EAST LANSING – Michigan State University is inviting the public to get behind the scenes at the $730 million Facility for Rare Isotope Beams (FRIB) during an open house from 1 to 4 p.m. on Saturday, Aug. 20.
Attendees will have a rare opportunity to learn more about FRIB and view the FRIB construction progress. The open house is free and open to all ages, and no appointment is necessary to participate.
The Engineering Society of Detroit has hosted two members-only tours of the FRIB and its predecessor, the National Superconducting Cyclotron Laboratory.
At the open house, visitors will:
* Explore the fields of FRIB research with several hands-on activities and demonstrations.
* Meet nuclear scientists as they talk about their work on the frontiers of rare-isotope research.

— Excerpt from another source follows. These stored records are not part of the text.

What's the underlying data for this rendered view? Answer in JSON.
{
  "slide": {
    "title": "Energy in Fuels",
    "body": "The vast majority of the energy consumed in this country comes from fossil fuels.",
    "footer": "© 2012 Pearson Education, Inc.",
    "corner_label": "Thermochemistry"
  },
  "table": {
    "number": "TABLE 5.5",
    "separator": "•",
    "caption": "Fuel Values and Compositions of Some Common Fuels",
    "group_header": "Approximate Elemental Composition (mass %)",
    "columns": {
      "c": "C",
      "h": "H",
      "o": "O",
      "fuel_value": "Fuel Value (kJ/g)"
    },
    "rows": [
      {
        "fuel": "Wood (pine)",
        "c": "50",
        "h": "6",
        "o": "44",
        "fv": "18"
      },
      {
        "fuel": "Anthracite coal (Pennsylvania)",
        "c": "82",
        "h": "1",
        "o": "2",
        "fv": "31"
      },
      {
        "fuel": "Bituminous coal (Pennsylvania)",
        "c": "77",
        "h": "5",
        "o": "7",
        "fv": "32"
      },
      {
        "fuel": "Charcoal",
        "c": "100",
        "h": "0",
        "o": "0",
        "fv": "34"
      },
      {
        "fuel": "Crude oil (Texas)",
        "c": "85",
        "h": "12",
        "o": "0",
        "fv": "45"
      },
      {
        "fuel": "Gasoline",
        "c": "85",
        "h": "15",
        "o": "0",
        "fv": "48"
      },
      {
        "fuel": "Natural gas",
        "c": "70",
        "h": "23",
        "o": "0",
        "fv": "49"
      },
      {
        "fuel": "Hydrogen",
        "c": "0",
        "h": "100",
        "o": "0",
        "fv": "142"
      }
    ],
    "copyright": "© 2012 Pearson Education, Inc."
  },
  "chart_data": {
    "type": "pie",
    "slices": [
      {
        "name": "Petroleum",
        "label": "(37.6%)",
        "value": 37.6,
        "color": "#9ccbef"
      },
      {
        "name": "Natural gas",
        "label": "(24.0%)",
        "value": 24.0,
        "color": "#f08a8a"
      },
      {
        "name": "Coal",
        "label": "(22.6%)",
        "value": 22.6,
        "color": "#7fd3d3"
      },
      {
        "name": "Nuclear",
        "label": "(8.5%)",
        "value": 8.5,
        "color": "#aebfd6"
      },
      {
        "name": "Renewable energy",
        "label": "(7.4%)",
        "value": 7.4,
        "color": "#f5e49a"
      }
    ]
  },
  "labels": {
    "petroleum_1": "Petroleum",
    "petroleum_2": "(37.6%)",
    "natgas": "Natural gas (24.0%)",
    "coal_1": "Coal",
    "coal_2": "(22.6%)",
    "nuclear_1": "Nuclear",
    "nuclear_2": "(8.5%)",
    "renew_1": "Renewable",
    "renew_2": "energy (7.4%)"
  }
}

* Tour the FRIB linear accelerator tunnel and surface building.
* Tour the currently operational experimental areas in the National Superconducting Cyclotron Laboratory that will be used in FRIB experiments.
* Enjoy some educational videos in the “FRIB Movie Theater.”

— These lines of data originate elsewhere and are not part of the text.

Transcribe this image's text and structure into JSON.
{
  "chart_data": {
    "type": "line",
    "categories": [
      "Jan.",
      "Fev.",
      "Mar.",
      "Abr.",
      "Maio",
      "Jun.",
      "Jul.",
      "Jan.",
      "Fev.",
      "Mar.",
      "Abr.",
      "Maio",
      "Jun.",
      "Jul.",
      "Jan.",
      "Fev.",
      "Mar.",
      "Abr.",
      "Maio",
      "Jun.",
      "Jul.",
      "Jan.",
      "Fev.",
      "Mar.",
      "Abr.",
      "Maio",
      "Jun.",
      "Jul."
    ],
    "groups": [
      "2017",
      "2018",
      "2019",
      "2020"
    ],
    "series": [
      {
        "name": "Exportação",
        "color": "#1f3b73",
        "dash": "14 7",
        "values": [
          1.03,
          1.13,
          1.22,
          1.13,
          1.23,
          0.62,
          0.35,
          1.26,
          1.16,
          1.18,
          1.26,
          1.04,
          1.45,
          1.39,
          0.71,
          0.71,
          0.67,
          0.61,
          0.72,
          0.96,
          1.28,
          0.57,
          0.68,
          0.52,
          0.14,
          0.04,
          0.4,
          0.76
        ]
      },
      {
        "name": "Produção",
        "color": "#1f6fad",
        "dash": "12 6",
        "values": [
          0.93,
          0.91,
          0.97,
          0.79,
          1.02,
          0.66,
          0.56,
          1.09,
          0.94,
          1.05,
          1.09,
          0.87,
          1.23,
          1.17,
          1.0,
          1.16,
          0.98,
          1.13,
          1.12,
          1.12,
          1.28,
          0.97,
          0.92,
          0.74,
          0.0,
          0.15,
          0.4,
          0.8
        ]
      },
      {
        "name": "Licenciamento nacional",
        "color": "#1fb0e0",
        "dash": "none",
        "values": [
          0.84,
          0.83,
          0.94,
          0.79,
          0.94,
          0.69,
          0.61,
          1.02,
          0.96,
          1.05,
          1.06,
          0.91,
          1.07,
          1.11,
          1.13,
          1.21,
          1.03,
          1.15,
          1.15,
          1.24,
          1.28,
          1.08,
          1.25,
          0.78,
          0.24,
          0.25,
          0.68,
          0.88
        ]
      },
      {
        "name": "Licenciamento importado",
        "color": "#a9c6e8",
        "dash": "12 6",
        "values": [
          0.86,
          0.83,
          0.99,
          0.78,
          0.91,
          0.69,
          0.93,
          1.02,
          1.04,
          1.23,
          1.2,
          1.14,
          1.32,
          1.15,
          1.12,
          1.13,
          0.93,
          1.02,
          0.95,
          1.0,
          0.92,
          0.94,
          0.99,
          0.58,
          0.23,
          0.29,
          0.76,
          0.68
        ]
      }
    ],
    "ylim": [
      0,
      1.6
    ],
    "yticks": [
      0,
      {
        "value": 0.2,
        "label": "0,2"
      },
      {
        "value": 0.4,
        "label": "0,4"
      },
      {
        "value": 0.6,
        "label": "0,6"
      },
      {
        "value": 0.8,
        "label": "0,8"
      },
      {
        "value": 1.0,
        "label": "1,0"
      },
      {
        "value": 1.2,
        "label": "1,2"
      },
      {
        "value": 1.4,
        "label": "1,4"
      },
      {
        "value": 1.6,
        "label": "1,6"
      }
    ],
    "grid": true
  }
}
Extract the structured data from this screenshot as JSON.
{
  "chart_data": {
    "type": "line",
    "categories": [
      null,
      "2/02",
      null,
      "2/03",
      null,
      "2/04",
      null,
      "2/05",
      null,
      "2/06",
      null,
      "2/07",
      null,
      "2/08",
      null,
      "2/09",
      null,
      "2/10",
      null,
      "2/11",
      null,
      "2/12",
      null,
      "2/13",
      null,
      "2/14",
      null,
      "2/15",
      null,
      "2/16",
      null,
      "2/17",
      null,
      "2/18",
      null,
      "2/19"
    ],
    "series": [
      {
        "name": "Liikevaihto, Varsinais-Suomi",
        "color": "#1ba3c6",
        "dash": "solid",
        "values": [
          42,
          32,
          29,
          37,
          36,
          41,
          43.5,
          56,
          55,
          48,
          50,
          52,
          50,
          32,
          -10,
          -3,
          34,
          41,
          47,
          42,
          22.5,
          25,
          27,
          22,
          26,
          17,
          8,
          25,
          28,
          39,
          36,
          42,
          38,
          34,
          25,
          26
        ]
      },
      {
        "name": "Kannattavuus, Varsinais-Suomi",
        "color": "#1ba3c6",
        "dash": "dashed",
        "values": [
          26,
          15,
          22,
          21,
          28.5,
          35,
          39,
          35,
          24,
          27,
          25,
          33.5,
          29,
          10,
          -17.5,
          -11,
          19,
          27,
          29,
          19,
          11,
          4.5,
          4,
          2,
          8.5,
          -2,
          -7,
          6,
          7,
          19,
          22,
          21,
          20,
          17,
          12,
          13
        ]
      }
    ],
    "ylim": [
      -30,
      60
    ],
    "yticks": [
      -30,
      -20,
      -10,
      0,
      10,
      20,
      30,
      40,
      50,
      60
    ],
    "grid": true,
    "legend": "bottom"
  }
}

To view the open house poster, visit: http://frib.msu.edu/_files/pdfs/news_2016-open-house_flier.pdf.
More information on “Rare Access” is at: http://frib.msu.edu/news/2016/2016-open-house.html
The last tours will start at 4 p.m., meaning attendees will have until 5 p.m. to tour and participate in the events.

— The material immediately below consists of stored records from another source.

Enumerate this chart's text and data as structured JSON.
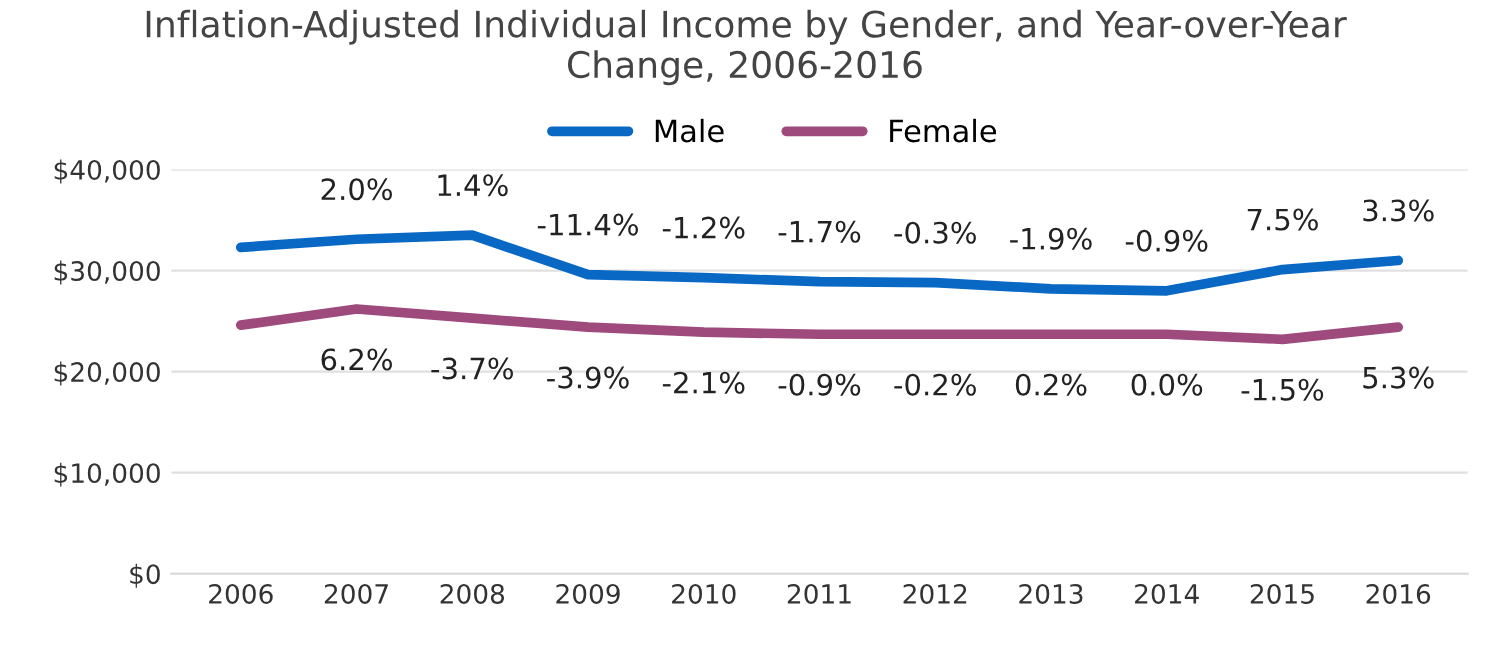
{
  "chart_data": {
    "type": "line",
    "title": "Inflation-Adjusted Individual Income by Gender, and Year-over-Year\nChange, 2006-2016",
    "categories": [
      "2006",
      "2007",
      "2008",
      "2009",
      "2010",
      "2011",
      "2012",
      "2013",
      "2014",
      "2015",
      "2016"
    ],
    "series": [
      {
        "name": "Male",
        "color": "#0868c4",
        "values": [
          32300,
          33100,
          33500,
          29600,
          29300,
          28900,
          28800,
          28200,
          28000,
          30100,
          31000
        ]
      },
      {
        "name": "Female",
        "color": "#9e4a7c",
        "values": [
          24600,
          26200,
          25300,
          24400,
          23900,
          23700,
          23700,
          23700,
          23700,
          23200,
          24400
        ]
      }
    ],
    "annotations": [
      {
        "text": "2.0%",
        "x": "2007",
        "y": 33100
      },
      {
        "text": "1.4%",
        "x": "2008",
        "y": 33500
      },
      {
        "text": "-11.4%",
        "x": "2009",
        "y": 29600
      },
      {
        "text": "-1.2%",
        "x": "2010",
        "y": 29300
      },
      {
        "text": "-1.7%",
        "x": "2011",
        "y": 28900
      },
      {
        "text": "-0.3%",
        "x": "2012",
        "y": 28800
      },
      {
        "text": "-1.9%",
        "x": "2013",
        "y": 28200
      },
      {
        "text": "-0.9%",
        "x": "2014",
        "y": 28000
      },
      {
        "text": "7.5%",
        "x": "2015",
        "y": 30100
      },
      {
        "text": "3.3%",
        "x": "2016",
        "y": 31000
      },
      {
        "text": "6.2%",
        "x": "2007",
        "y": 26200
      },
      {
        "text": "-3.7%",
        "x": "2008",
        "y": 25300
      },
      {
        "text": "-3.9%",
        "x": "2009",
        "y": 24400
      },
      {
        "text": "-2.1%",
        "x": "2010",
        "y": 23900
      },
      {
        "text": "-0.9%",
        "x": "2011",
        "y": 23700
      },
      {
        "text": "-0.2%",
        "x": "2012",
        "y": 23700
      },
      {
        "text": "0.2%",
        "x": "2013",
        "y": 23700
      },
      {
        "text": "0.0%",
        "x": "2014",
        "y": 23700
      },
      {
        "text": "-1.5%",
        "x": "2015",
        "y": 23200
      },
      {
        "text": "5.3%",
        "x": "2016",
        "y": 24400
      }
    ],
    "ylim": [
      0,
      40000
    ],
    "yticks": [
      {
        "value": 0,
        "label": "$0"
      },
      {
        "value": 10000,
        "label": "$10,000"
      },
      {
        "value": 20000,
        "label": "$20,000"
      },
      {
        "value": 30000,
        "label": "$30,000"
      },
      {
        "value": 40000,
        "label": "$40,000"
      }
    ],
    "grid": "y",
    "legend": "top",
    "marker": "none",
    "line_style": "solid"
  }
}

Free parking will be available in both the Shaw Lane and Wharton Center parking ramps, and handicap parking will be available near the event entrance.
Questions can be emailed to email@example.com.
When it opens — currently scheduled for 2022 — the FRIB will become the world’s most powerful linear accelerator. MSU won the right to host the federally funded nuclear research center based on its top-ranked program in nuclear physics.
The FRIB has four scientific aims — studying the properties of atomic nuclei; astrophysics, understanding nuclear processes in the cosmos; defense and homeland security, including applications like nuclear material detection; and building the nation’s work force in nuclear physics.
Civil construction — the building itself — is scheduled to be complete next year (and the project is currently 10 weeks ahead of schedule).
The project has created 5,000 temporary construction jobs, and will have 400 permanent high-tech research jobs. The list of scientific users who will use the accelerator currently numbers 1,300.
The FRIB uses electromagnets powered by megawatts of electricity to accelerate and steer a beam of ionized atoms up to nearly six-tenths of the speed of light — more than 350 million miles an hour. The atoms will be directed into a target, where the force of the collision will split them into other, less massive atoms. The debris will do everything from provide clues to the conditions of the early universe and the guts of stars, to create new isotopes that may have applications in medical treatments or imaging.